Researchers at the University of Delaware are developing a light and unobtrusive therapeutic garment, suitable for babies and children, called the Playskin Lift. The garment looks like normal clothing but contains bundled steel wires under the arms, which help to push the arms toward a lifted position while allowing the wearer to move freely from that position.
Children with the amyoplasia type of arthrogryposis usually have flexed and ulnarly deviated wrists. Dorsal carpal wedge osteotomy is indicated for wrists with excessive flexion contracture deformity when non-surgical interventions such as occupational therapy and splinting have failed to improve function. On the dorsal side, at the level of the midcarpus, a wedge osteotomy is made. Sufficient bone is resected to at least be able to put the wrist in a neutral position. If the wrist is also ulnarly deviated, more bone can be taken from the radial side to correct this abnormality. This position is held into place with two cross K-wires. In addition, a tendon transfer of the extensor carpi ulnaris to the extensor carpi radialis brevis may be performed to correct ulnar deviation or wrist extension weakness, or both. This tendon transfer is only used if the extensor carpi ulnaris appears to be functional enough.

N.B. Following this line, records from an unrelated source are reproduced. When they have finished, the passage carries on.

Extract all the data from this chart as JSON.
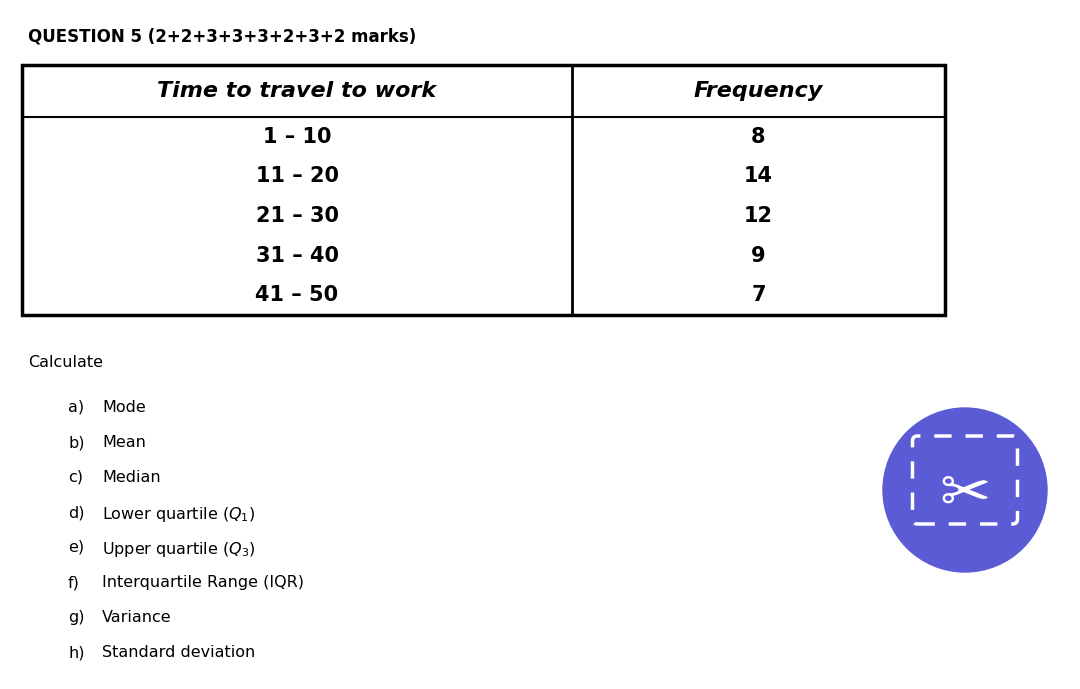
{
  "title": "QUESTION 5 (2+2+3+3+3+2+3+2 marks)",
  "col1_header": "Time to travel to work",
  "col2_header": "Frequency",
  "rows": [
    [
      "1 – 10",
      "8"
    ],
    [
      "11 – 20",
      "14"
    ],
    [
      "21 – 30",
      "12"
    ],
    [
      "31 – 40",
      "9"
    ],
    [
      "41 – 50",
      "7"
    ]
  ],
  "calculate_label": "Calculate",
  "list_items": [
    [
      "a)",
      "Mode"
    ],
    [
      "b)",
      "Mean"
    ],
    [
      "c)",
      "Median"
    ],
    [
      "d)",
      "Lower quartile ($Q_1$)"
    ],
    [
      "e)",
      "Upper quartile ($Q_3$)"
    ],
    [
      "f)",
      "Interquartile Range (IQR)"
    ],
    [
      "g)",
      "Variance"
    ],
    [
      "h)",
      "Standard deviation"
    ]
  ],
  "background_color": "#ffffff",
  "text_color": "#000000",
  "circle_color": "#5b5bd6",
  "table_border_color": "#000000",
  "title_fontsize": 12,
  "header_fontsize": 16,
  "row_fontsize": 15,
  "body_fontsize": 11.5,
  "item_label_fontsize": 11.5,
  "item_text_fontsize": 11.5
}
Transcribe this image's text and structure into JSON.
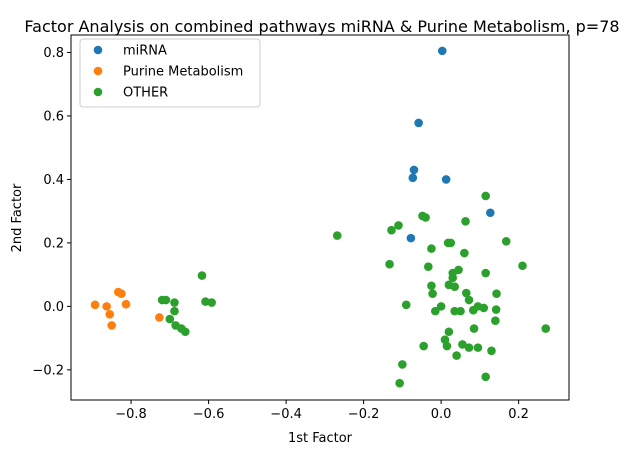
{
  "chart_data": {
    "type": "scatter",
    "title": "Factor Analysis on combined pathways miRNA & Purine Metabolism, p=78",
    "xlabel": "1st Factor",
    "ylabel": "2nd Factor",
    "xlim": [
      -0.955,
      0.33
    ],
    "ylim": [
      -0.295,
      0.855
    ],
    "xticks": [
      -0.8,
      -0.6,
      -0.4,
      -0.2,
      0.0,
      0.2
    ],
    "xtick_labels": [
      "−0.8",
      "−0.6",
      "−0.4",
      "−0.2",
      "0.0",
      "0.2"
    ],
    "yticks": [
      -0.2,
      0.0,
      0.2,
      0.4,
      0.6,
      0.8
    ],
    "ytick_labels": [
      "−0.2",
      "0.0",
      "0.2",
      "0.4",
      "0.6",
      "0.8"
    ],
    "grid": false,
    "legend_position": "upper-left",
    "series": [
      {
        "name": "miRNA",
        "color": "#1f77b4",
        "points": [
          [
            0.003,
            0.805
          ],
          [
            -0.058,
            0.578
          ],
          [
            -0.07,
            0.43
          ],
          [
            -0.073,
            0.405
          ],
          [
            0.013,
            0.4
          ],
          [
            0.127,
            0.295
          ],
          [
            -0.078,
            0.215
          ]
        ]
      },
      {
        "name": "Purine Metabolism",
        "color": "#ff7f0e",
        "points": [
          [
            -0.893,
            0.005
          ],
          [
            -0.863,
            0.0
          ],
          [
            -0.833,
            0.045
          ],
          [
            -0.825,
            0.04
          ],
          [
            -0.813,
            0.007
          ],
          [
            -0.855,
            -0.025
          ],
          [
            -0.85,
            -0.06
          ],
          [
            -0.727,
            -0.035
          ]
        ]
      },
      {
        "name": "OTHER",
        "color": "#2ca02c",
        "points": [
          [
            -0.72,
            0.02
          ],
          [
            -0.71,
            0.02
          ],
          [
            -0.688,
            0.012
          ],
          [
            -0.7,
            -0.04
          ],
          [
            -0.688,
            -0.015
          ],
          [
            -0.685,
            -0.06
          ],
          [
            -0.67,
            -0.07
          ],
          [
            -0.66,
            -0.08
          ],
          [
            -0.617,
            0.097
          ],
          [
            -0.608,
            0.015
          ],
          [
            -0.592,
            0.012
          ],
          [
            -0.268,
            0.223
          ],
          [
            -0.128,
            0.24
          ],
          [
            -0.11,
            0.255
          ],
          [
            -0.133,
            0.133
          ],
          [
            -0.09,
            0.005
          ],
          [
            -0.048,
            0.285
          ],
          [
            -0.04,
            0.28
          ],
          [
            -0.025,
            0.182
          ],
          [
            -0.033,
            0.125
          ],
          [
            0.018,
            0.2
          ],
          [
            0.025,
            0.2
          ],
          [
            0.063,
            0.268
          ],
          [
            0.115,
            0.348
          ],
          [
            0.168,
            0.205
          ],
          [
            0.21,
            0.128
          ],
          [
            0.06,
            0.168
          ],
          [
            -0.025,
            0.065
          ],
          [
            -0.022,
            0.04
          ],
          [
            0.0,
            0.0
          ],
          [
            -0.015,
            -0.015
          ],
          [
            0.02,
            0.068
          ],
          [
            0.03,
            0.105
          ],
          [
            0.045,
            0.115
          ],
          [
            0.03,
            0.09
          ],
          [
            0.035,
            0.062
          ],
          [
            0.115,
            0.105
          ],
          [
            0.065,
            0.042
          ],
          [
            0.072,
            0.02
          ],
          [
            0.095,
            0.0
          ],
          [
            0.143,
            0.04
          ],
          [
            0.035,
            -0.015
          ],
          [
            0.05,
            -0.015
          ],
          [
            0.083,
            -0.012
          ],
          [
            0.11,
            -0.005
          ],
          [
            0.142,
            -0.01
          ],
          [
            0.14,
            -0.045
          ],
          [
            0.085,
            -0.07
          ],
          [
            0.02,
            -0.08
          ],
          [
            0.01,
            -0.105
          ],
          [
            -0.045,
            -0.125
          ],
          [
            0.015,
            -0.125
          ],
          [
            0.04,
            -0.155
          ],
          [
            0.055,
            -0.12
          ],
          [
            0.072,
            -0.13
          ],
          [
            0.095,
            -0.13
          ],
          [
            0.13,
            -0.14
          ],
          [
            0.27,
            -0.07
          ],
          [
            -0.1,
            -0.183
          ],
          [
            -0.107,
            -0.242
          ],
          [
            0.115,
            -0.222
          ]
        ]
      }
    ]
  }
}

The soft tissue envelope in congenital contractual conditions such as clasped or arthrogrypotic thumbs is often deficient in two planes, the thumb-index web and the flexor aspect of the thumb. There is often an appearance of increased skin at the base of the index finger that is part of the deformity. This tissue can be used to resurface the thumb-index web after a comprehensive release of all the tight structures to allow for a larger range of motion of the thumb. This technique is called the index rotation flap. The flap is taken from the radial side of the index finger. It is proximally based at the distal edge of the thumb-index web. The flap is made as wide as possible, but still small enough to close with the excessive skin on the palmar side of the index finger. The flap is rotated around the tightest part of the thumb to the metacarpophalangeal joint of the thumb, allowing for a larger range of motion.
Many other surgeries are also able to improve function in joints of arthrogryposis patients. These surgeries usually exist out of tendon transfers and skin flap movements, adjusted to the individual.
People with AMC look their worst at birth. AMC is considered non-progressive, so with proper medical treatment, things can improve. The joint contractures that are present will not get worse than they are at the time of birth. There is no way to completely resolve or cure AMC. But with proper treatment, most children make significant improvements in their range of motion and ability to move their limbs which enables them to do activities of daily life, and live relatively normal lives.
Therapeutic interventions that are cornerstone in the treatment of AMC include: stretching and range of motion exercises, physical, occupational, and speech therapy, splinting and serial casting. Surgical intervention may also improve joint mobility and function. Other positive prognostic factors for independent walking were active hips and knees, hip flexion contractures of less than 20 degrees and knee flexion contractures less than 15 degrees without severe scoliosis.
Arthrogryposis is a rare condition. Some authors say the overall prevalence is one in 3000 and others say it is one in 11000-12000 among European live births. Congenital clubfoot is the most common single contracture and its prevalence is one in 500 live births.